Japan Economic Foundation

Chairman's Article
(excerpts from JEF's Magazine "Japan Spotlight")

80 . Living with Deflation

Living with Deflation
January/February 2004
Noboru Hatakeyama Chairman and CEO Japan Economic Foundation

According to the statistics published last October, the retail price index of Japan has been falling for 49 months in a row. In light of this, some economists, domestic or foreign, may again raise those voices recommending the Japanese government adopt an "inflation targeting policy." Needless to say this policy is the one that tries to artificially induce modest inflation to cope with deflation. Until a year ago or so, I frequently encountered such opinions from American professors whenever I visited the United States.

In Japan, there are many politicians wondering why Japan alone has been suffering from falling prices for such a long period of time. Trying to solve this problem, some of them have been supporting an "inflation targeting policy." However the continuous decline in prices in Japan derives from the fact that price level in Japan is the highest in the world. After such continuous price decline, it is surprising to see Japan's price level is still the highest in the world. According to the "Comparative Price Levels" report published by the Organization for Economic Cooperation and Development (OECD) in July 2002, Japan's price level was 39% higher than that of the United States, and 51%, 29%, 33%, 45% and 26% higher than Canada, France, Germany, Italy and the United Kingdom respectively. Since global markets are now integrated, there is a strong tendency for the price levels of different countries to converge. What is noteworthy here is that in such a conversion higher price levels converge into lower price levels. Otherwise the country or product concerned would lose its international competitiveness. That is why the Japanese price index keeps falling. Trying to introduce an inflation targeting policy is rather like trying to resist a water flow from top to bottom. The fundamental issue here is the so-called high cost structure of the Japanese economy. Almost everything is expensive in Japan including not only wages but also the infrastructure costs such as transportation and electricity. Because of this high cost structure, many Japanese companies have shifted production to other countries, including China. Because of this high cost structure, foreign direct investment (FDI) also tends to avoid coming to Japan. Thus a country with the world's second largest gross domestic product (GDP) ranks only 22nd in receiving FDI. Less FDI means less employment brought about by FDI. FDI in Japan created only 1.4% of total employment as compared to around 5% in the United States and Germany. It is imperative for Japan to rectify its high cost structure as soon as possible. In this regard the inflation targeting policy runs counter to the objective of Japan's economic policy.

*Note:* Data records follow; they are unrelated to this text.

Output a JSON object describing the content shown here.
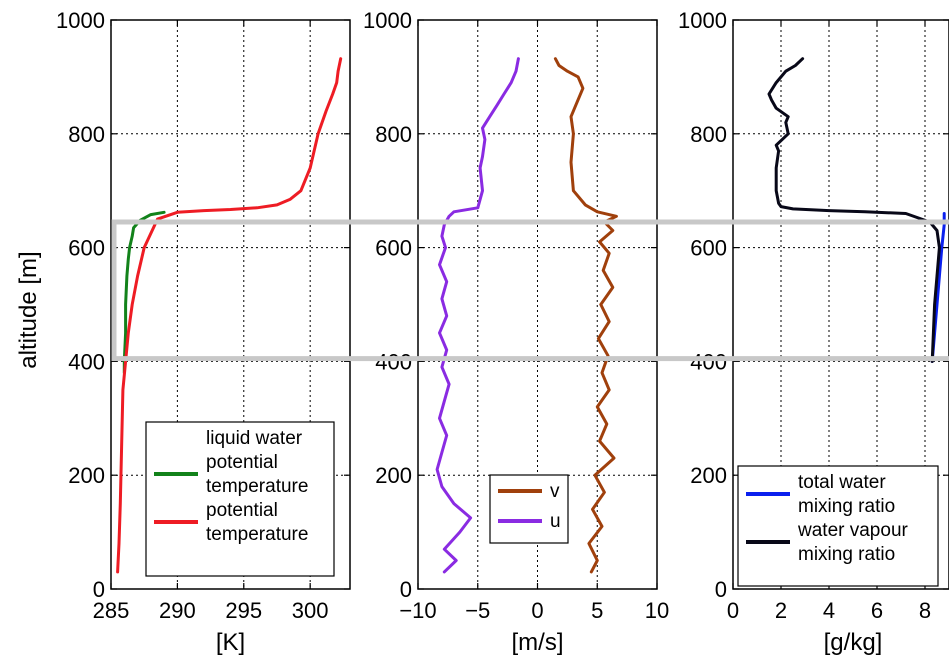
{
  "colors": {
    "green": "#12821a",
    "red": "#ee1c24",
    "brown": "#a0400c",
    "purple": "#8a2be2",
    "blue": "#0a20ee",
    "black": "#080818",
    "highlight": "#c8c8c8"
  },
  "highlight_band": {
    "ymin": 405,
    "ymax": 645
  },
  "chart_data": [
    {
      "type": "line",
      "ylabel": "altitude [m]",
      "xlabel": "[K]",
      "xlim": [
        285,
        303
      ],
      "ylim": [
        0,
        1000
      ],
      "xticks": [
        285,
        290,
        295,
        300
      ],
      "xtick_labels": [
        "285",
        "290",
        "295",
        "300"
      ],
      "yticks": [
        0,
        200,
        400,
        600,
        800,
        1000
      ],
      "ytick_labels": [
        "0",
        "200",
        "400",
        "600",
        "800",
        "1000"
      ],
      "grid": true,
      "legend_position": "bottom-right",
      "series": [
        {
          "name": "liquid water potential temperature",
          "legend_lines": [
            "liquid water",
            "potential",
            "temperature"
          ],
          "color": "#12821a",
          "x": [
            286.0,
            286.0,
            286.1,
            286.1,
            286.2,
            286.3,
            286.4,
            286.6,
            286.7,
            287.2,
            288.0,
            289.0
          ],
          "y": [
            380,
            400,
            450,
            500,
            550,
            580,
            600,
            620,
            635,
            648,
            658,
            662
          ]
        },
        {
          "name": "potential temperature",
          "legend_lines": [
            "potential",
            "temperature"
          ],
          "color": "#ee1c24",
          "x": [
            285.5,
            285.6,
            285.7,
            285.8,
            285.9,
            286.1,
            286.3,
            286.6,
            287.0,
            287.5,
            288.5,
            290,
            292,
            294,
            296,
            297.5,
            298.5,
            299.3,
            300.0,
            300.6,
            301.2,
            301.7,
            302.0,
            302.1,
            302.3
          ],
          "y": [
            30,
            80,
            150,
            250,
            350,
            400,
            450,
            500,
            550,
            600,
            650,
            662,
            665,
            667,
            670,
            675,
            685,
            700,
            740,
            800,
            840,
            870,
            890,
            910,
            932
          ]
        }
      ]
    },
    {
      "type": "line",
      "xlabel": "[m/s]",
      "xlim": [
        -10,
        10
      ],
      "ylim": [
        0,
        1000
      ],
      "xticks": [
        -10,
        -5,
        0,
        5,
        10
      ],
      "xtick_labels": [
        "−10",
        "−5",
        "0",
        "5",
        "10"
      ],
      "yticks": [
        0,
        200,
        400,
        600,
        800,
        1000
      ],
      "ytick_labels": [
        "0",
        "200",
        "400",
        "600",
        "800",
        "1000"
      ],
      "grid": true,
      "legend_position": "bottom-center",
      "series": [
        {
          "name": "v",
          "legend_lines": [
            "v"
          ],
          "color": "#a0400c",
          "x": [
            4.5,
            5.0,
            4.3,
            5.4,
            4.6,
            5.6,
            4.8,
            6.4,
            5.2,
            5.8,
            5.0,
            6.0,
            5.4,
            5.9,
            5.1,
            6.0,
            5.3,
            6.3,
            5.5,
            6.0,
            5.2,
            6.3,
            5.6,
            6.6,
            5.0,
            4.0,
            3.0,
            2.8,
            3.0,
            2.8,
            3.2,
            3.8,
            3.4,
            2.5,
            1.8,
            1.5
          ],
          "y": [
            30,
            50,
            80,
            110,
            140,
            170,
            200,
            230,
            260,
            290,
            320,
            350,
            380,
            410,
            440,
            470,
            500,
            530,
            560,
            590,
            610,
            630,
            645,
            655,
            663,
            675,
            700,
            750,
            800,
            830,
            850,
            880,
            900,
            910,
            920,
            932
          ]
        },
        {
          "name": "u",
          "legend_lines": [
            "u"
          ],
          "color": "#8a2be2",
          "x": [
            -7.8,
            -6.8,
            -7.8,
            -6.5,
            -5.6,
            -7.0,
            -8.0,
            -8.4,
            -8.0,
            -7.6,
            -8.2,
            -7.8,
            -7.4,
            -8.0,
            -7.6,
            -8.2,
            -7.6,
            -8.0,
            -7.6,
            -8.2,
            -7.7,
            -8.0,
            -7.8,
            -7.4,
            -7.0,
            -5.0,
            -4.6,
            -4.8,
            -4.6,
            -4.4,
            -4.6,
            -4.0,
            -3.4,
            -2.8,
            -2.2,
            -1.8,
            -1.6
          ],
          "y": [
            30,
            50,
            70,
            100,
            125,
            150,
            180,
            210,
            240,
            270,
            300,
            330,
            360,
            390,
            420,
            450,
            480,
            510,
            540,
            570,
            600,
            620,
            640,
            655,
            663,
            670,
            700,
            740,
            760,
            790,
            810,
            830,
            850,
            870,
            890,
            910,
            932
          ]
        }
      ]
    },
    {
      "type": "line",
      "xlabel": "[g/kg]",
      "xlim": [
        0,
        9
      ],
      "ylim": [
        0,
        1000
      ],
      "xticks": [
        0,
        2,
        4,
        6,
        8
      ],
      "xtick_labels": [
        "0",
        "2",
        "4",
        "6",
        "8"
      ],
      "yticks": [
        0,
        200,
        400,
        600,
        800,
        1000
      ],
      "ytick_labels": [
        "0",
        "200",
        "400",
        "600",
        "800",
        "1000"
      ],
      "grid": true,
      "legend_position": "bottom-right",
      "series": [
        {
          "name": "total water mixing ratio",
          "legend_lines": [
            "total water",
            "mixing ratio"
          ],
          "color": "#0a20ee",
          "x": [
            8.3,
            8.4,
            8.5,
            8.6,
            8.7,
            8.8,
            8.8
          ],
          "y": [
            400,
            450,
            500,
            550,
            600,
            640,
            660
          ]
        },
        {
          "name": "water vapour mixing ratio",
          "legend_lines": [
            "water vapour",
            "mixing ratio"
          ],
          "color": "#080818",
          "x": [
            8.3,
            8.35,
            8.4,
            8.5,
            8.6,
            8.5,
            8.2,
            7.2,
            5.5,
            4.0,
            2.5,
            2.0,
            1.9,
            1.8,
            1.8,
            1.9,
            1.8,
            2.3,
            2.2,
            2.3,
            1.8,
            1.6,
            1.5,
            1.8,
            2.2,
            2.6,
            2.9
          ],
          "y": [
            400,
            450,
            500,
            550,
            600,
            630,
            645,
            660,
            663,
            665,
            668,
            672,
            678,
            700,
            740,
            770,
            780,
            800,
            820,
            830,
            845,
            860,
            870,
            890,
            910,
            920,
            932
          ]
        }
      ]
    }
  ]
}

There is an opinion that the different price levels of various countries should be adjusted through exchange rates. According to this opinion, the high prices of Japanese products or services should be rectified by weakening the value of the yen. This opinion is not realistic. First of all such a lowering of the yen rate has not happened thus far in the market. Secondly it is impossible for the Japanese government to intervene in the market to lower the yen although once in a while it does so to avoid rampant fluctuations. Japanese people possess \1,400 trillion in financial assets, but inflation would reduce the purchasing power of these assets.

Nowadays companies around the world are busy restructuring their businesses. One of the important measures for restructuring is to lower the cost of procurement. In this regard those restructuring companies are responsible for falling prices in general because the price index is the result of the accumulation of individual transaction prices. Needless to say, companies cannot be buyers all the time. From time to time they have to be sellers as well. On that occasion those companies have to face strong pressure from the procurement side to lower the prices. This is exactly what those companies are doing when they procure. Therefore those companies have to lower their prices, which results in deflation.

Supporters of an inflation targeting policy are similar to drug addicts. They postpone addressing the real issue by avoiding pain.

Of course the nominal revenues of workers and companies decrease in a deflationary world. However, the cost of production and the cost of living also decrease when prices fall. Therefore real incomes do not decrease in proportion to the fall in prices. It is also true that tax revenue declines in the case of deflation. However the government should be able to reduce the budget accordingly if the prices concerned fall.

There are some professors who claim that, although it is true that nominal costs fall in deflation, wages are inflexible and do not decline. Therefore real wages will go up, increasing labor costs and making the management of companies very difficult. They assert that a inflation targeting policy is necessary. Those professors must have failed to monitor the wage statistics. According to the statistics, nominal wages in Japan started falling on a year-on-year basis from 1998 and have kept falling until now with the exception of 2000.

The supporters of inflation targeting also say that although every nominal cost might fall under deflation, the amount of debts will never decrease since the borrowing of money is settled in nominal terms. That is true except for the cases where deflation-indexed debt bonds are issued as is explained by Professor NOGUCHI Yukio in this issue.

Technological development will continue in the world, leading to cost reduction and falling prices everywhere. In addition, an inexpensive Chinese workforce will keep putting a strong downward pressure on the international prices of goods and services. We ought to be prepared for deflationary pressure. We should be prepared to live with modest deflation, at least in the near future.